The GAI gene of Arabidopsis has recently been cloned and sequenced [Peng et al., Genes and development, 11, 3194-3205 (1997); PCT application WO 97/29123 in the name of John Innes Centre Innovations Ltd.]. This gene-encodes a 532 aa protein (GAI). The gai allele, which is responsible for dwarfism, contains a deletion of 51 base pairs in frame with the reading frame, which leads to the absence of 17 aas located close to the N-terminal end of the GAI protein. The GAI protein is involved in the perception of and response to gibberellins, and is thought to act, in wild-type plants, as a negative regulator of cellular elongation in the absence of gibberellins.

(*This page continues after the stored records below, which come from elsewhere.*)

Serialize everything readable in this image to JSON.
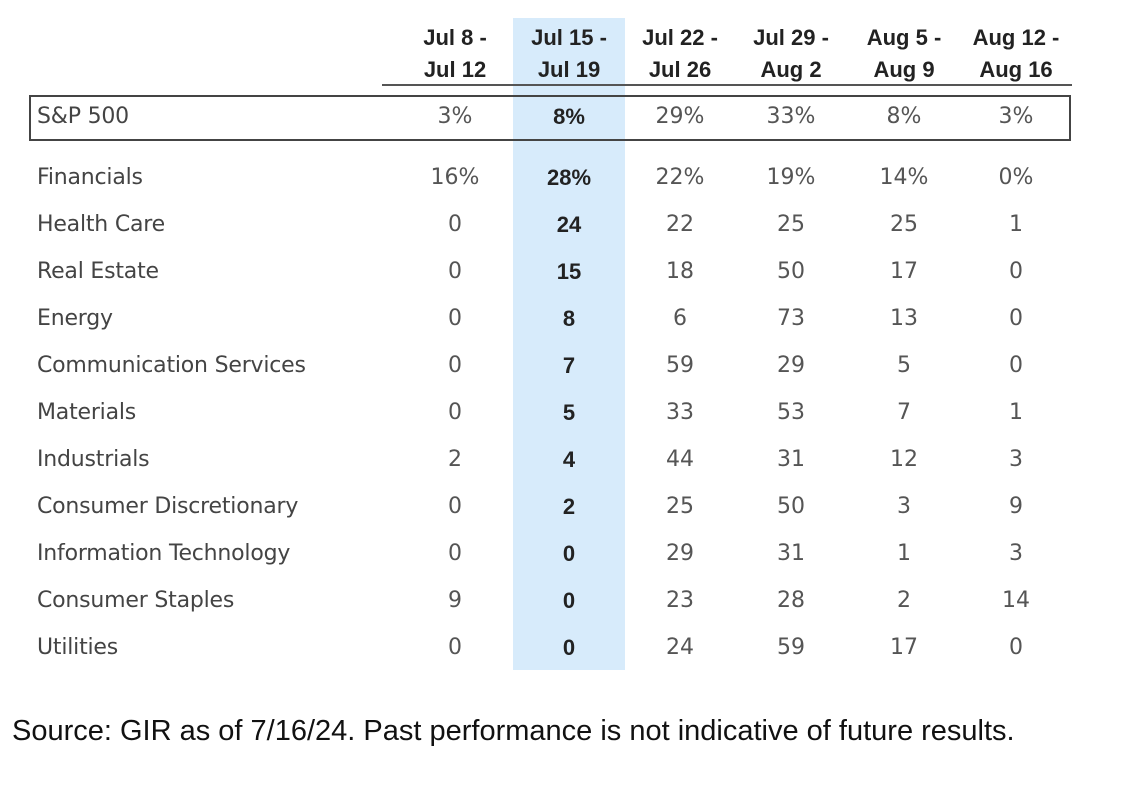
{
  "columns": [
    {
      "line1": "Jul 8 -",
      "line2": "Jul 12"
    },
    {
      "line1": "Jul 15 -",
      "line2": "Jul 19"
    },
    {
      "line1": "Jul 22 -",
      "line2": "Jul 26"
    },
    {
      "line1": "Jul 29 -",
      "line2": "Aug 2"
    },
    {
      "line1": "Aug 5 -",
      "line2": "Aug 9"
    },
    {
      "line1": "Aug 12 -",
      "line2": "Aug 16"
    }
  ],
  "highlight_column": "Jul 15 - Jul 19",
  "colors": {
    "highlight": "#d7ebfb",
    "border": "#444444"
  },
  "sp500": {
    "label": "S&P 500",
    "values": [
      "3%",
      "8%",
      "29%",
      "33%",
      "8%",
      "3%"
    ]
  },
  "sectors": [
    {
      "label": "Financials",
      "values": [
        "16%",
        "28%",
        "22%",
        "19%",
        "14%",
        "0%"
      ]
    },
    {
      "label": "Health Care",
      "values": [
        "0",
        "24",
        "22",
        "25",
        "25",
        "1"
      ]
    },
    {
      "label": "Real Estate",
      "values": [
        "0",
        "15",
        "18",
        "50",
        "17",
        "0"
      ]
    },
    {
      "label": "Energy",
      "values": [
        "0",
        "8",
        "6",
        "73",
        "13",
        "0"
      ]
    },
    {
      "label": "Communication Services",
      "values": [
        "0",
        "7",
        "59",
        "29",
        "5",
        "0"
      ]
    },
    {
      "label": "Materials",
      "values": [
        "0",
        "5",
        "33",
        "53",
        "7",
        "1"
      ]
    },
    {
      "label": "Industrials",
      "values": [
        "2",
        "4",
        "44",
        "31",
        "12",
        "3"
      ]
    },
    {
      "label": "Consumer Discretionary",
      "values": [
        "0",
        "2",
        "25",
        "50",
        "3",
        "9"
      ]
    },
    {
      "label": "Information Technology",
      "values": [
        "0",
        "0",
        "29",
        "31",
        "1",
        "3"
      ]
    },
    {
      "label": "Consumer Staples",
      "values": [
        "9",
        "0",
        "23",
        "28",
        "2",
        "14"
      ]
    },
    {
      "label": "Utilities",
      "values": [
        "0",
        "0",
        "24",
        "59",
        "17",
        "0"
      ]
    }
  ],
  "source": "Source: GIR as of 7/16/24. Past performance is not indicative of future results."
}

Comparison of the GAI sequence with that of the translation products of other known genes has made it possible to place it in the family named GRAS [Pysh et al., The Plant Journal, 18(1), 11-119, (1999)] or VHIID [Schumacher et al., P.N.A.S., 96, 1, 290-295, (1999)].
This family encompasses, besides GAI, the RGA [Silvestrone et al., Genetics, 146, 1087-1099, (1998)] and SCARECROW [Di Laurenzio et al., Cell, 86, 423-433, (1996)] genes of Arabidopsis, and also the tomato LS (lateral suppressor) gene [Shumacher et al., P.N.A.S., 96, 1, 290-295, (1999)]. At the current time, about twenty genes belonging to the GRAS family have been identified in Arabidopsis. 
The proteins which make the GRAS family have a very variable N-terminal portion and a very conserved C-terminal portion with five recognizable motifs, in particular the VHIID motif.
The biological functions of most of these proteins are not yet precisely known, but their role as transcription factors is strongly presumed. The investigations carried out on the 4 most thoroughly studied genes at the current time (SCR, GAI, RGA and LS), show that these genes encode transcription factors involved in controlling the perception of and the response to gibberellins, and indicate the probable importance of this family in controlling the morphogenesis and the development of higher plants.